There has been a lot of emphasis in the marketing research industry recently about mining social media and other Web sites and combining the data with text analytics in order to get a true understanding of consumers’ views. Many in the industry are selling this as more accurate and less biased than traditional qualitative and quantitative methods. But I have to admit I’m a bit of a skeptic. I’ve always felt these new tools can supplement traditional research but not replace it because the sample is so biased and I simply don’t trust many of the comments I read in online product or service reviews posted by other consumers. To me, the real value of these new techniques is to help researchers add shape and color to data gleaned from their more traditional research approaches.

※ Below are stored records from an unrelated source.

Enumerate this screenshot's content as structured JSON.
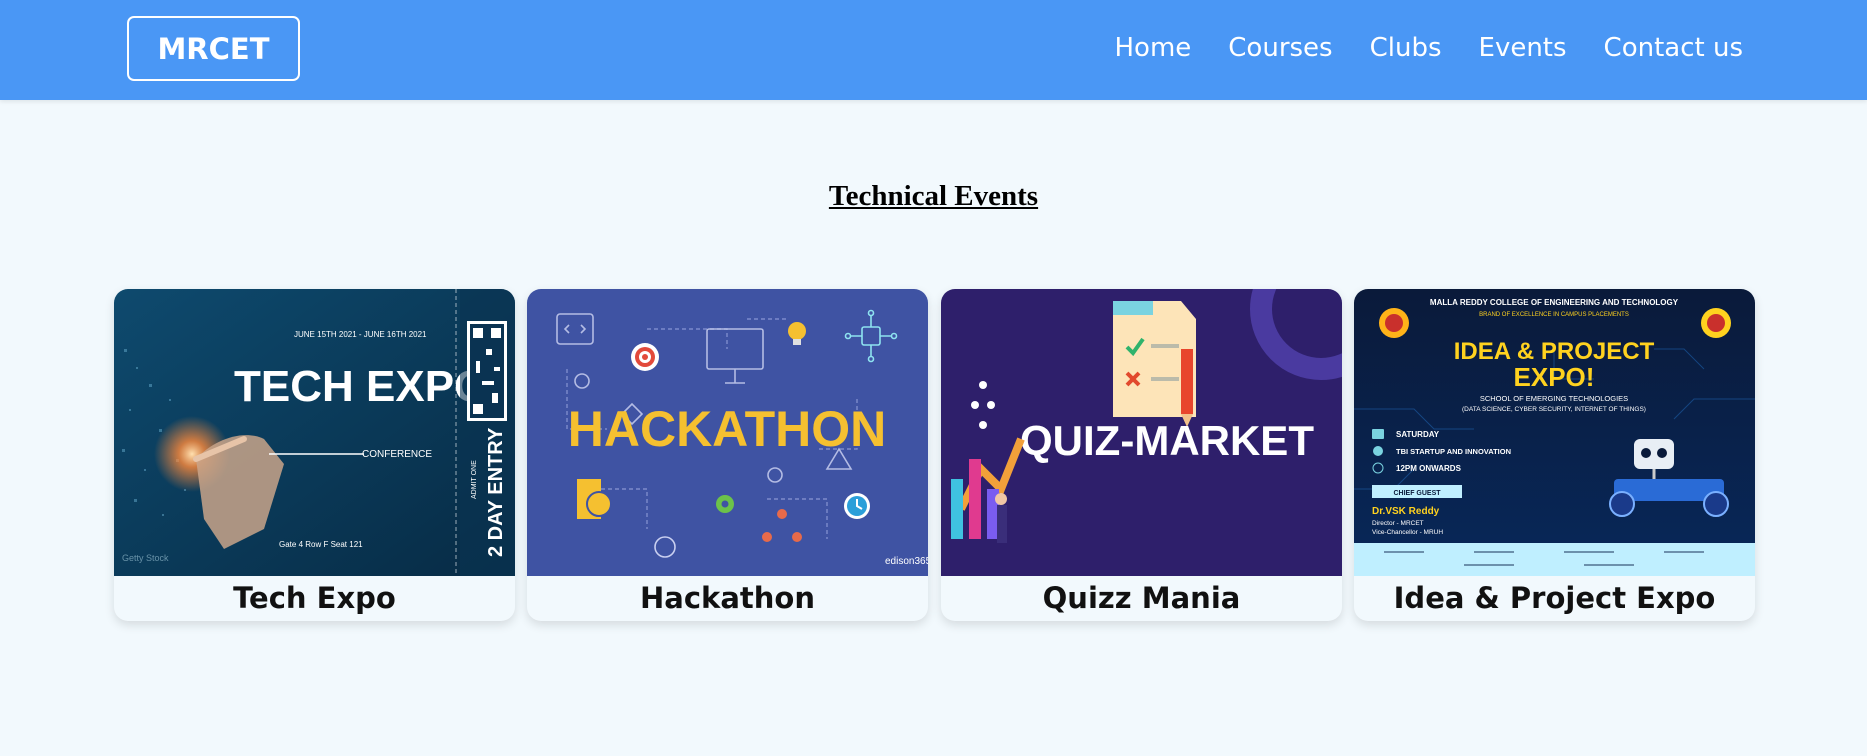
{
  "header": {
    "brand": "MRCET",
    "nav": [
      "Home",
      "Courses",
      "Clubs",
      "Events",
      "Contact us"
    ]
  },
  "page": {
    "section_title": "Technical Events"
  },
  "events": [
    {
      "title": "Tech Expo",
      "image_text": {
        "headline": "TECH EXPO",
        "sub": "CONFERENCE",
        "dates": "JUNE 15TH 2021 - JUNE 16TH 2021",
        "ticket": "2 DAY ENTRY",
        "admit": "ADMIT ONE",
        "gate": "Gate 4  Row F  Seat 121",
        "credit": "Getty Stock"
      }
    },
    {
      "title": "Hackathon",
      "image_text": {
        "headline": "HACKATHON",
        "credit": "edison365"
      }
    },
    {
      "title": "Quizz Mania",
      "image_text": {
        "headline": "QUIZ-MARKET"
      }
    },
    {
      "title": "Idea & Project Expo",
      "image_text": {
        "college": "MALLA REDDY COLLEGE OF ENGINEERING AND TECHNOLOGY",
        "tagline": "BRAND OF EXCELLENCE IN CAMPUS PLACEMENTS",
        "headline1": "IDEA & PROJECT",
        "headline2": "EXPO!",
        "school": "SCHOOL OF EMERGING TECHNOLOGIES",
        "school_sub": "(DATA SCIENCE, CYBER SECURITY, INTERNET OF THINGS)",
        "day": "SATURDAY",
        "venue": "TBI STARTUP AND INNOVATION",
        "time": "12PM ONWARDS",
        "guest_label": "CHIEF GUEST",
        "guest_name": "Dr.VSK Reddy",
        "guest_role1": "Director - MRCET",
        "guest_role2": "Vice-Chancellor - MRUH"
      }
    }
  ],
  "colors": {
    "nav_bg": "#4a97f5",
    "page_bg": "#f2f9fd",
    "hackathon_bg": "#3f53a3",
    "hackathon_text": "#f5c030",
    "quiz_bg": "#2e1f6b",
    "techexpo_bg": "#0c3a5c",
    "expo_yellow": "#ffd21f"
  }
}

I was not surprised to learn earlier this year that Yelp! has had a problem with fake reviews and that TripAdvisor is under investigation in the U.K. for fake reviews.  Apparently the problem with TripAdvisior is so rampant that many feel the site itself (which is designed to be a review site) is worthless.  As more and more companies practice social media marketing strategies, the problem is likely to get worse. And it isn’t just positive reviews that are fake, but competitors have been known to post negative reviews as well.

So what’s a researcher to do?

Luckily there seem to be some new tools coming to the rescue. Researchers at Cornell University have developed a software that is designed to find fraudulent reviews (humans are not very good at this because we suffer from a truth bias). In an initial test the software analyzed 800 Chicago hotel reviews and was able to pick out the fake reviews 90 percent of the time. (Apparently fake reviews use more verbs than legitimate ones.) Until review sites start to use this type of software to screen their consumer-generated reviews it might make sense to be cautious. You don’t want to stake your reputation as a researcher on false data.